Worn by well-known figures like Eartha Kitt, Jackie Kennedy, and Beyoncé, leopard print has been present for decades in pop culture. While considered luxurious and sophisticated, feminine and fierce, or trashy and loud, the pattern prevails as an animal print staple and, unlike the animal itself, continues to stand out in the world.
Historically, the Leopard pattern has gone through highs and lows within the fashion industry, and according to Jo Weldon, writer of “Fierce: The History of Leopard Print,” leopard motifs and imagery have been used to signify power, independence, and confidence for centuries.
When hunting leopards was legal during the 1920s and 30s, real leopard pelts were prized everywhere and worn by movie stars and flappers to signify their high class, wealth, and power. Then, in the 1940s, Christian Dior was credited as the first designer to use the print–rather than the fur–on the runway making the pattern hit the mainstream fashion scene by storm. Following the 1950s, leopard print started being produced in lingerie collections, causing the pattern to be connected to ideas of femininity and sexuality. This narrative was further pushed within pop culture when singer and actress Eartha Kitt was seen adorning the print head-to-toe in a dress and coat. By the 1960s, Jackie Kennedy was seen sporting a leopard-skin coat which unfortunately increased a demand for real leopard skin. This resulted in about 250,000 leopards being hunted and killed, leading the United States to ban the import and sale of real leopard skin in the 70s. This of course caused a rise in demand for the leopard print which led to its mass-production and over-consumption. Ultimately, with the overproduction of Leopard printed garments, it was eventually viewed as tacky.

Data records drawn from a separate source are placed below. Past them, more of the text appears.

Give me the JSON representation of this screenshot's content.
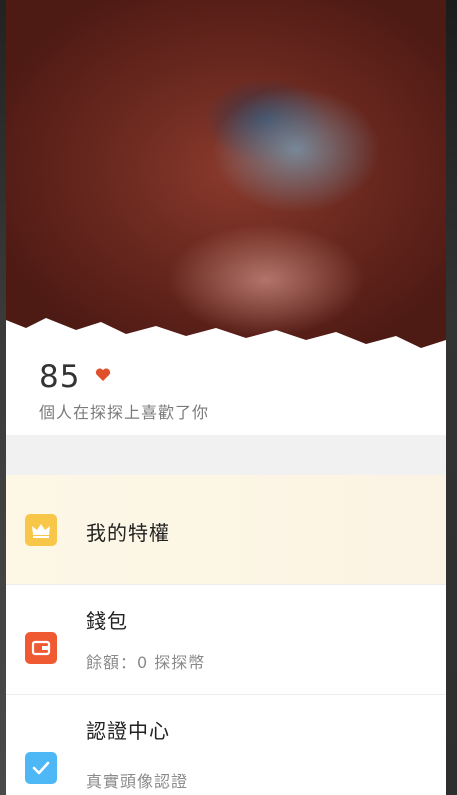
{
  "profile": {
    "likes_count": "85",
    "likes_caption": "個人在探探上喜歡了你"
  },
  "menu": {
    "privilege": {
      "title": "我的特權",
      "icon": "crown-icon"
    },
    "wallet": {
      "title": "錢包",
      "subtitle": "餘額：0 探探幣",
      "icon": "wallet-icon"
    },
    "verify": {
      "title": "認證中心",
      "subtitle": "真實頭像認證",
      "icon": "check-icon"
    }
  },
  "colors": {
    "privilege_icon": "#f8c74a",
    "wallet_icon": "#f05a33",
    "verify_icon": "#4db8f5",
    "heart": "#e0502a"
  }
}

By the 1990s however, the print was elevated once again by figures like Naomi Campbell, the Spice Girls, and Lil’ Kim who were seen wearing the print at fashion shows, concerts and in music videos. In recent years, Leopard print has been present in both high fashion and fast fashion. Icons like Anna Wintour, Michelle Obama, and Beyoncé have been seen adorning the print to make a statement, while brands like Givenchy, Armani, and Balmain are continuing to uphold the pattern’s luxury.
Our Leopard Print
While the beauty of the Leopard print is left open to interpretation, we cannot doubt its significance in evoking feelings of power, confidence, and ferocity in those who wear it. Unlike the real leopard who uses its pattern to blend in, our take on the Leopard print is sure to make some heads turn.